Affordable housing for the urban poor continues to be a challenge. A large percentage of people in cities continue to live in slums. What’s your take on providing affordable housing?
We need to accept that the role of the government in urban housing is that of being a facilitator as well as one involved in creating the housing stock. One must understand the true nature of our housing market – migration within India is fundamentally cyclical, with migrants moving from rural to urban spaces and back again, depending on seasonality. Our affordable housing initiatives have focused only on permanent migrants to urban areas while ignoring the millions who move with agricultural seasons. Our housing schemes need to cater to both segments – permanent job seekers and seasonal migrants.
In particular, we need to focus on affordable rental housing. Slum creation is fundamentally the consequence of a lack of provision for affordable rental housing; slums are created by government and market inaction. Our overall housing strategy needs to be sustainable, with a focus on efficient allocation and correcting market distortions.

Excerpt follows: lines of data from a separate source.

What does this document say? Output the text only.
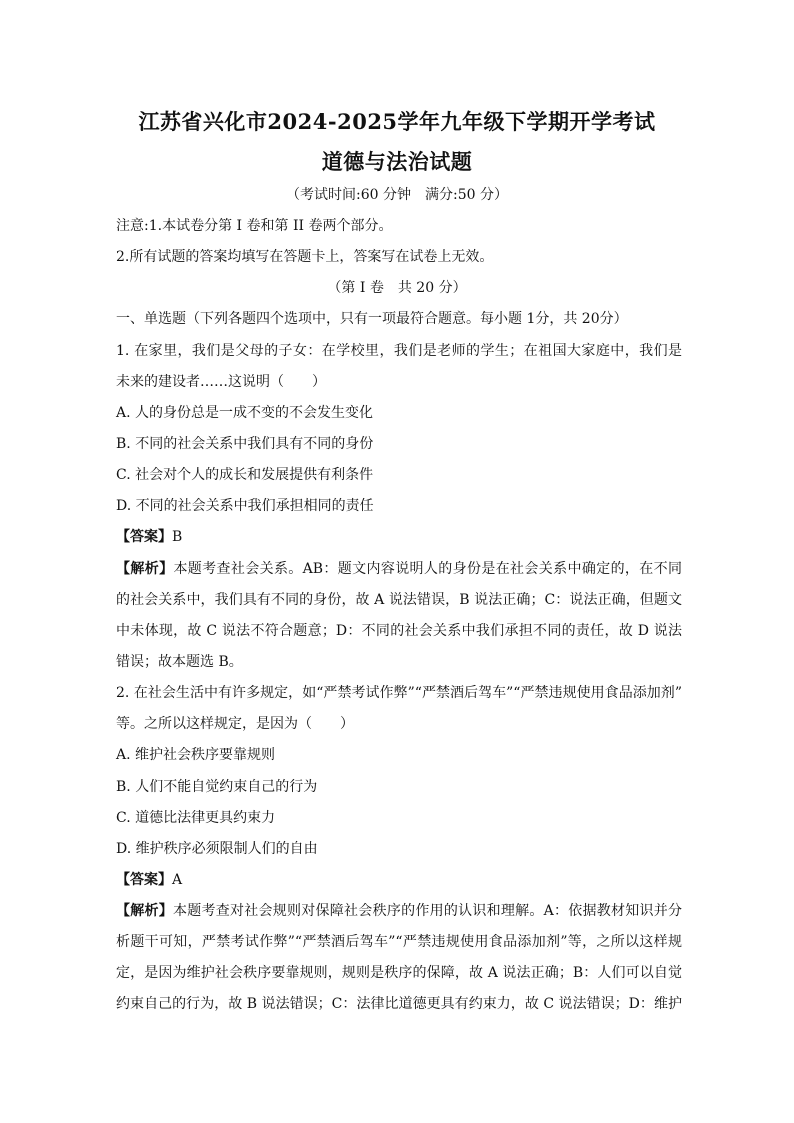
江苏省兴化市2024-2025学年九年级下学期开学考试
道德与法治试题
（考试时间:60 分钟　满分:50 分）
注意:1.本试卷分第 I 卷和第 II 卷两个部分。
2.所有试题的答案均填写在答题卡上，答案写在试卷上无效。
（第 I 卷　共 20 分）
一、单选题（下列各题四个选项中，只有一项最符合题意。每小题 1分，共 20分）
1. 在家里，我们是父母的子女：在学校里，我们是老师的学生；在祖国大家庭中，我们是
未来的建设者……这说明（　　）
A. 人的身份总是一成不变的不会发生变化
B. 不同的社会关系中我们具有不同的身份
C. 社会对个人的成长和发展提供有利条件
D. 不同的社会关系中我们承担相同的责任
【答案】B
【解析】本题考查社会关系。AB：题文内容说明人的身份是在社会关系中确定的，在不同
的社会关系中，我们具有不同的身份，故 A 说法错误，B 说法正确；C：说法正确，但题文
中未体现，故 C 说法不符合题意；D：不同的社会关系中我们承担不同的责任，故 D 说法
错误；故本题选 B。
2. 在社会生活中有许多规定，如“严禁考试作弊”“严禁酒后驾车”“严禁违规使用食品添加剂”
等。之所以这样规定，是因为（　　）
A. 维护社会秩序要靠规则
B. 人们不能自觉约束自己的行为
C. 道德比法律更具约束力
D. 维护秩序必须限制人们的自由
【答案】A
【解析】本题考查对社会规则对保障社会秩序的作用的认识和理解。A：依据教材知识并分
析题干可知，严禁考试作弊”“严禁酒后驾车”“严禁违规使用食品添加剂”等，之所以这样规
定，是因为维护社会秩序要靠规则，规则是秩序的保障，故 A 说法正确；B：人们可以自觉
约束自己的行为，故 B 说法错误；C：法律比道德更具有约束力，故 C 说法错误；D：维护
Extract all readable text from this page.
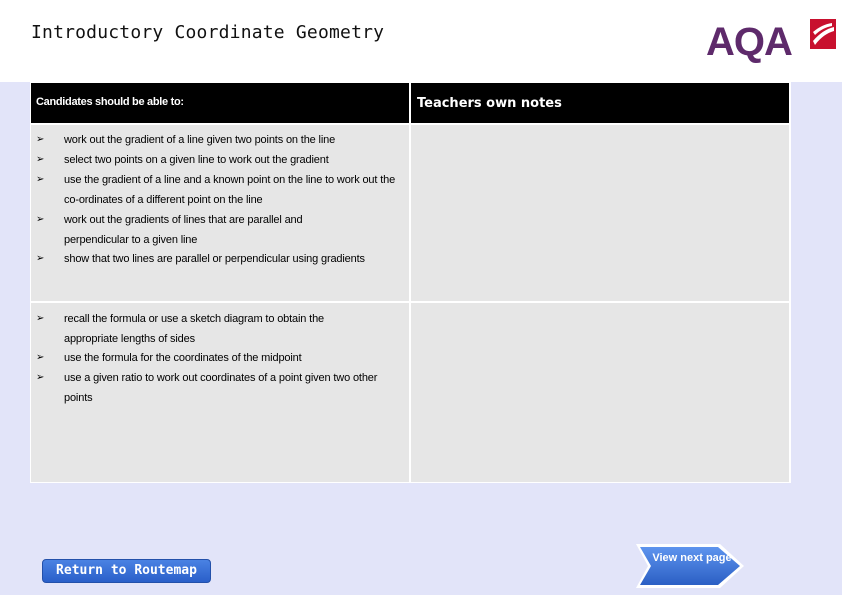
Introductory Coordinate Geometry	AQA
Candidates should be able to:	Teachers own notes
➢ work out the gradient of a line given two points on the line
➢ select two points on a given line to work out the gradient
➢ use the gradient of a line and a known point on the line to work out the co-ordinates of a different point on the line
➢ work out the gradients of lines that are parallel and perpendicular to a given line
➢ show that two lines are parallel or perpendicular using gradients
➢ recall the formula or use a sketch diagram to obtain the appropriate lengths of sides
➢ use the formula for the coordinates of the midpoint
➢ use a given ratio to work out coordinates of a point given two other points
Return to Routemap
View next page
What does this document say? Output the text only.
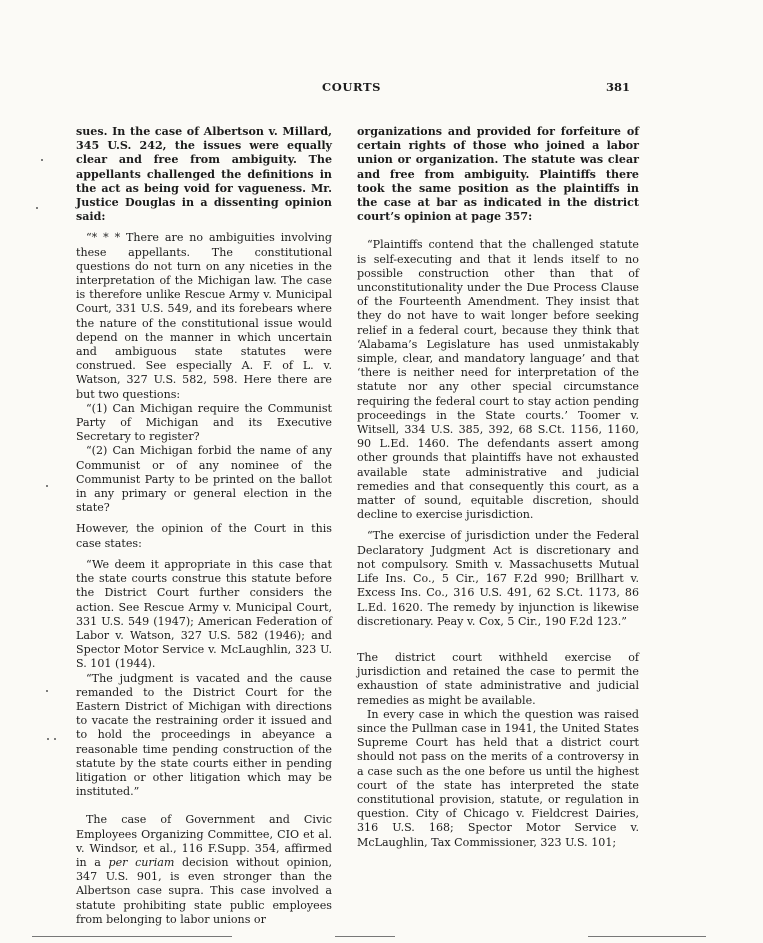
COURTS	381

sues. In the case of Albertson v. Millard, 345 U.S. 242, the issues were equally clear and free from ambiguity. The appellants challenged the definitions in the act as being void for vagueness. Mr. Justice Douglas in a dissenting opinion said:

“* * * There are no ambiguities involving these appellants. The constitutional questions do not turn on any niceties in the interpretation of the Michigan law. The case is therefore unlike Rescue Army v. Municipal Court, 331 U.S. 549, and its forebears where the nature of the constitutional issue would depend on the manner in which uncertain and ambiguous state statutes were construed. See especially A. F. of L. v. Watson, 327 U.S. 582, 598. Here there are but two questions:

“(1) Can Michigan require the Communist Party of Michigan and its Executive Secretary to register?

“(2) Can Michigan forbid the name of any Communist or of any nominee of the Communist Party to be printed on the ballot in any primary or general election in the state?

However, the opinion of the Court in this case states:

“We deem it appropriate in this case that the state courts construe this statute before the District Court further considers the action. See Rescue Army v. Municipal Court, 331 U.S. 549 (1947); American Federation of Labor v. Watson, 327 U.S. 582 (1946); and Spector Motor Service v. McLaughlin, 323 U. S. 101 (1944).

“The judgment is vacated and the cause remanded to the District Court for the Eastern District of Michigan with directions to vacate the restraining order it issued and to hold the proceedings in abeyance a reasonable time pending construction of the statute by the state courts either in pending litigation or other litigation which may be instituted.”

The case of Government and Civic Employees Organizing Committee, CIO et al. v. Windsor, et al., 116 F.Supp. 354, affirmed in a per curiam decision without opinion, 347 U.S. 901, is even stronger than the Albertson case supra. This case involved a statute prohibiting state public employees from belonging to labor unions or

organizations and provided for forfeiture of certain rights of those who joined a labor union or organization. The statute was clear and free from ambiguity. Plaintiffs there took the same position as the plaintiffs in the case at bar as indicated in the district court’s opinion at page 357:

“Plaintiffs contend that the challenged statute is self-executing and that it lends itself to no possible construction other than that of unconstitutionality under the Due Process Clause of the Fourteenth Amendment. They insist that they do not have to wait longer before seeking relief in a federal court, because they think that ‘Alabama’s Legislature has used unmistakably simple, clear, and mandatory language’ and that ‘there is neither need for interpretation of the statute nor any other special circumstance requiring the federal court to stay action pending proceedings in the State courts.’ Toomer v. Witsell, 334 U.S. 385, 392, 68 S.Ct. 1156, 1160, 90 L.Ed. 1460. The defendants assert among other grounds that plaintiffs have not exhausted available state administrative and judicial remedies and that consequently this court, as a matter of sound, equitable discretion, should decline to exercise jurisdiction.

“The exercise of jurisdiction under the Federal Declaratory Judgment Act is discretionary and not compulsory. Smith v. Massachusetts Mutual Life Ins. Co., 5 Cir., 167 F.2d 990; Brillhart v. Excess Ins. Co., 316 U.S. 491, 62 S.Ct. 1173, 86 L.Ed. 1620. The remedy by injunction is likewise discretionary. Peay v. Cox, 5 Cir., 190 F.2d 123.”

The district court withheld exercise of jurisdiction and retained the case to permit the exhaustion of state administrative and judicial remedies as might be available.

In every case in which the question was raised since the Pullman case in 1941, the United States Supreme Court has held that a district court should not pass on the merits of a controversy in a case such as the one before us until the highest court of the state has interpreted the state constitutional provision, statute, or regulation in question. City of Chicago v. Fieldcrest Dairies, 316 U.S. 168; Spector Motor Service v. McLaughlin, Tax Commissioner, 323 U.S. 101;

Urban flooding, water shortage, air pollution, etc are the new normal for Indian cities and even peri-urban areas. While measures are being taken by government agencies, do you think enough is being done?
Approximately 116,000 infants are likely to have been killed by air pollution in India in 2019, almost immediately after being born, with the deaths caused due to the entrance of PM 2.5 particles in their lungs. In addition, long-term exposure to outdoor and household air pollution can lead to ~1.67 million annual deaths in India. Having faced a pandemic that infects our lungs, it would be foolish for us to continue with an urban planning model that encourages air pollution, weakening our lungs and triggering other non-communicable diseases (like strokes and cancers).
Over the past few decades, India’s track record on climate adaption and mitigation, particularly with respect to urban planning, has been rather dismal – India’s cities are filled with concrete, which turns urban areas into heat sinks and increases costs and infrastructure requirements for cooling. Over time, India’s cities are increasingly losing green cover, and are increasingly hard spaces.

In the book you mention that broadening MGNREGA to an urban locale is the “most natural extension”. Please elaborate.
The idea of an urban employment guarantee scheme is one whose time has come. There are murmurs already -- in 2019, in Madhya Pradesh, the government initiated the “Yuva Swabhiman Yojana”, which offers employment to skilled and unskilled workers. Kerala, since 2010, has run an initiative (termed as “Ayyankali Urban Employment Guarantee Scheme”) which offers 100 days of wage employment to urban households in return for manual work.
Even the Supreme Court has weighed in on the debate, stating that the “right to life”, offered under Article 21 of the Constitution, is not simply one enabling individuals to exist but is also broad enough to offer a “right to livelihood” and a “right to dignity”. MGNREGA, as often cited, is arguably an implementation of the “right to livelihood” albeit in a rural context while offering a “Right to Work”. Broadening this to an urban locale is the most natural extension for the Indian state.

But will this not further burden the exchequer?
Given the advent of climate change, we need to enhance urban resilience – much of this will be work driven by municipal corporations (eg restoring wetlands, cleaning up streams etc.) with the use of seasonal labourers. A push for an urban MGNREGA, with a focus on enhancing urban resilience, will help limit future losses to our cities.